Петропавловская крепость. Побег

Кропоткин Петр Алексеевич

«Петропавловская крепость. Побег» — глава из книги «Записки революционера» Петра Алексеевича Кропоткина, замечательного революционера, известного учёного географа, путешественника.

К ЧИТАТЕЛЯМ

Мы предлагаем вам, ребята, книгу о мужественном поступке замечательного русского революционера Петра Алексеевича Кропоткина, о его побеге из царской тюрьмы в Петербурге.

П. А. Кропоткин сам рассказал об этом в своей интереснейшей книге «Записки революционера».

Когда вы станете старше, вы сможете прочесть её целиком. А пока что прочтите рассказ о побеге. Он вам, конечно, понравится.

Как князь Петр Кропоткин попал в тюрьму

Маленький Петя, еле сдерживая слёзы, нагнал в коридоре крепостного слугу Макара и, полный жалости к нему и сострадания, хотел поцеловать его руку.

Только что Макара по распоряжению Петиного отца высекли розгами.

Макар вырвал руку и сказал:

— Оставь меня; небось, когда вырастешь, и ты такой будешь?

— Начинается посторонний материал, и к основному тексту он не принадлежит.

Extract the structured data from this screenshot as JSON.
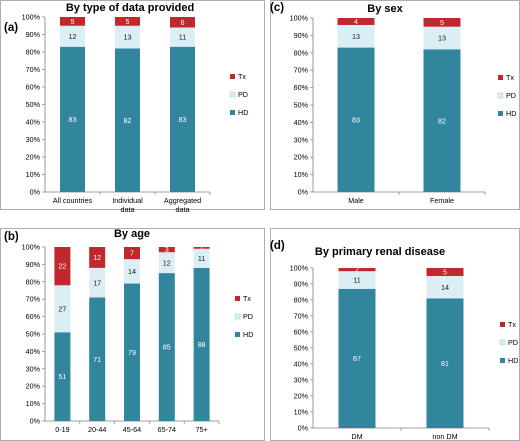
{
  "colors": {
    "HD": "#31859c",
    "PD": "#dbeef3",
    "Tx": "#c0282d",
    "frame": "#9a9a9a",
    "axis": "#808080"
  },
  "legend_order": [
    "Tx",
    "PD",
    "HD"
  ],
  "chart_data": [
    {
      "letter": "(a)",
      "type": "bar",
      "stacked": true,
      "title": "By type of data provided",
      "categories": [
        [
          "All countries"
        ],
        [
          "Individual",
          "data"
        ],
        [
          "Aggregated",
          "data"
        ]
      ],
      "ylim": [
        0,
        100
      ],
      "yticks": [
        "0%",
        "10%",
        "20%",
        "30%",
        "40%",
        "50%",
        "60%",
        "70%",
        "80%",
        "90%",
        "100%"
      ],
      "series": [
        {
          "name": "HD",
          "values": [
            83,
            82,
            83
          ]
        },
        {
          "name": "PD",
          "values": [
            12,
            13,
            11
          ]
        },
        {
          "name": "Tx",
          "values": [
            5,
            5,
            6
          ]
        }
      ]
    },
    {
      "letter": "(c)",
      "type": "bar",
      "stacked": true,
      "title": "By sex",
      "categories": [
        [
          "Male"
        ],
        [
          "Female"
        ]
      ],
      "ylim": [
        0,
        100
      ],
      "yticks": [
        "0%",
        "10%",
        "20%",
        "30%",
        "40%",
        "50%",
        "60%",
        "70%",
        "80%",
        "90%",
        "100%"
      ],
      "series": [
        {
          "name": "HD",
          "values": [
            83,
            82
          ]
        },
        {
          "name": "PD",
          "values": [
            13,
            13
          ]
        },
        {
          "name": "Tx",
          "values": [
            4,
            5
          ]
        }
      ]
    },
    {
      "letter": "(b)",
      "type": "bar",
      "stacked": true,
      "title": "By age",
      "categories": [
        [
          "0-19"
        ],
        [
          "20-44"
        ],
        [
          "45-64"
        ],
        [
          "65-74"
        ],
        [
          "75+"
        ]
      ],
      "ylim": [
        0,
        100
      ],
      "yticks": [
        "0%",
        "10%",
        "20%",
        "30%",
        "40%",
        "50%",
        "60%",
        "70%",
        "80%",
        "90%",
        "100%"
      ],
      "series": [
        {
          "name": "HD",
          "values": [
            51,
            71,
            79,
            85,
            88
          ]
        },
        {
          "name": "PD",
          "values": [
            27,
            17,
            14,
            12,
            11
          ]
        },
        {
          "name": "Tx",
          "values": [
            22,
            12,
            7,
            3,
            1
          ]
        }
      ]
    },
    {
      "letter": "(d)",
      "type": "bar",
      "stacked": true,
      "title": "By primary renal disease",
      "categories": [
        [
          "DM"
        ],
        [
          "non DM"
        ]
      ],
      "ylim": [
        0,
        100
      ],
      "yticks": [
        "0%",
        "10%",
        "20%",
        "30%",
        "40%",
        "50%",
        "60%",
        "70%",
        "80%",
        "90%",
        "100%"
      ],
      "series": [
        {
          "name": "HD",
          "values": [
            87,
            81
          ]
        },
        {
          "name": "PD",
          "values": [
            11,
            14
          ]
        },
        {
          "name": "Tx",
          "values": [
            2,
            5
          ]
        }
      ]
    }
  ]
}
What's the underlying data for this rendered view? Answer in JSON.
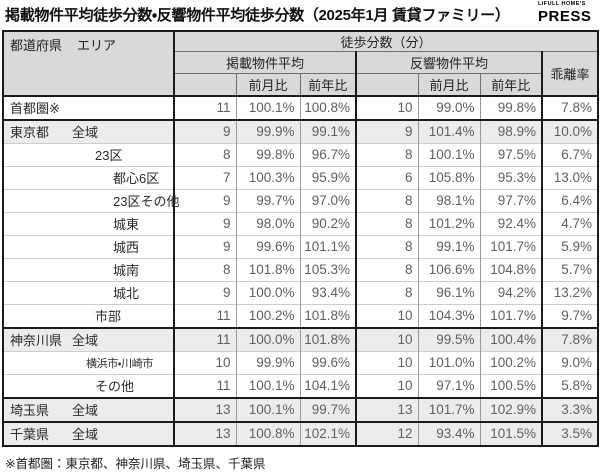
{
  "title": "掲載物件平均徒歩分数・反響物件平均徒歩分数（2025年1月 賃貸ファミリー）",
  "logo": {
    "top": "LIFULL HOME'S",
    "main": "PRESS",
    "color": "#e8570e"
  },
  "footnote": "※首都圏：東京都、神奈川県、埼玉県、千葉県",
  "colors": {
    "accent_orange": "#e8570e",
    "header_bg": "#d9d9d9",
    "shaded_row_bg": "#ececec",
    "thick_border": "#1a1a1a"
  },
  "headers": {
    "corner_pref": "都道府県",
    "corner_area": "エリア",
    "walk_minutes": "徒歩分数（分）",
    "listed_avg": "掲載物件平均",
    "response_avg": "反響物件平均",
    "mom": "前月比",
    "yoy": "前年比",
    "divergence": "乖離率"
  },
  "chart_data": {
    "type": "table",
    "title": "掲載物件平均徒歩分数・反響物件平均徒歩分数（2025年1月 賃貸ファミリー）",
    "columns": [
      "都道府県 エリア",
      "掲載物件平均",
      "掲載 前月比",
      "掲載 前年比",
      "反響物件平均",
      "反響 前月比",
      "反響 前年比",
      "乖離率"
    ],
    "rows": [
      {
        "pref": "首都圏※",
        "area": "",
        "level": 0,
        "shaded": false,
        "thick_top": true,
        "values": [
          "11",
          "100.1%",
          "100.8%",
          "10",
          "99.0%",
          "99.8%",
          "7.8%"
        ]
      },
      {
        "pref": "東京都",
        "area": "全域",
        "level": 1,
        "shaded": true,
        "thick_top": true,
        "values": [
          "9",
          "99.9%",
          "99.1%",
          "9",
          "101.4%",
          "98.9%",
          "10.0%"
        ]
      },
      {
        "pref": "",
        "area": "23区",
        "level": 2,
        "shaded": false,
        "thick_top": false,
        "values": [
          "8",
          "99.8%",
          "96.7%",
          "8",
          "100.1%",
          "97.5%",
          "6.7%"
        ]
      },
      {
        "pref": "",
        "area": "都心6区",
        "level": 3,
        "shaded": false,
        "thick_top": false,
        "values": [
          "7",
          "100.3%",
          "95.9%",
          "6",
          "105.8%",
          "95.3%",
          "13.0%"
        ]
      },
      {
        "pref": "",
        "area": "23区その他",
        "level": 3,
        "shaded": false,
        "thick_top": false,
        "values": [
          "9",
          "99.7%",
          "97.0%",
          "8",
          "98.1%",
          "97.7%",
          "6.4%"
        ]
      },
      {
        "pref": "",
        "area": "城東",
        "level": 3,
        "shaded": false,
        "thick_top": false,
        "values": [
          "9",
          "98.0%",
          "90.2%",
          "8",
          "101.2%",
          "92.4%",
          "4.7%"
        ]
      },
      {
        "pref": "",
        "area": "城西",
        "level": 3,
        "shaded": false,
        "thick_top": false,
        "values": [
          "9",
          "99.6%",
          "101.1%",
          "8",
          "99.1%",
          "101.7%",
          "5.9%"
        ]
      },
      {
        "pref": "",
        "area": "城南",
        "level": 3,
        "shaded": false,
        "thick_top": false,
        "values": [
          "8",
          "101.8%",
          "105.3%",
          "8",
          "106.6%",
          "104.8%",
          "5.7%"
        ]
      },
      {
        "pref": "",
        "area": "城北",
        "level": 3,
        "shaded": false,
        "thick_top": false,
        "values": [
          "9",
          "100.0%",
          "93.4%",
          "8",
          "96.1%",
          "94.2%",
          "13.2%"
        ]
      },
      {
        "pref": "",
        "area": "市部",
        "level": 2,
        "shaded": false,
        "thick_top": false,
        "values": [
          "11",
          "100.2%",
          "101.8%",
          "10",
          "104.3%",
          "101.7%",
          "9.7%"
        ]
      },
      {
        "pref": "神奈川県",
        "area": "全域",
        "level": 1,
        "shaded": true,
        "thick_top": true,
        "values": [
          "11",
          "100.0%",
          "101.8%",
          "10",
          "99.5%",
          "100.4%",
          "7.8%"
        ]
      },
      {
        "pref": "",
        "area": "横浜市・川崎市",
        "level": 2,
        "small": true,
        "shaded": false,
        "thick_top": false,
        "values": [
          "10",
          "99.9%",
          "99.6%",
          "10",
          "101.0%",
          "100.2%",
          "9.0%"
        ]
      },
      {
        "pref": "",
        "area": "その他",
        "level": 2,
        "shaded": false,
        "thick_top": false,
        "values": [
          "11",
          "100.1%",
          "104.1%",
          "10",
          "97.1%",
          "100.5%",
          "5.8%"
        ]
      },
      {
        "pref": "埼玉県",
        "area": "全域",
        "level": 1,
        "shaded": true,
        "thick_top": true,
        "values": [
          "13",
          "100.1%",
          "99.7%",
          "13",
          "101.7%",
          "102.9%",
          "3.3%"
        ]
      },
      {
        "pref": "千葉県",
        "area": "全域",
        "level": 1,
        "shaded": true,
        "thick_top": true,
        "values": [
          "13",
          "100.8%",
          "102.1%",
          "12",
          "93.4%",
          "101.5%",
          "3.5%"
        ]
      }
    ]
  }
}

— Нет, нет, никогда! — воскликнул мальчик.

П.А. Кропоткин

Петропавловская крепость.

Побег

Петропавловская крепость

[1]

И так, я был в Петропавловской крепости, где за последние два века гибли лучшие силы России. Самоё её имя в Петербурге произносилось вполголоса.

Со времён Петра I, в продолжении ста семидесяти лет, летописи этой каменной громады, возвышающейся из Невы против Зимнего дворца, говорят только об убийствах, пытках, о заживо погребённых, осуждённых на медленную смерть или даже доведённых до сумасшествия в одиночных, мрачных, сырых казематах.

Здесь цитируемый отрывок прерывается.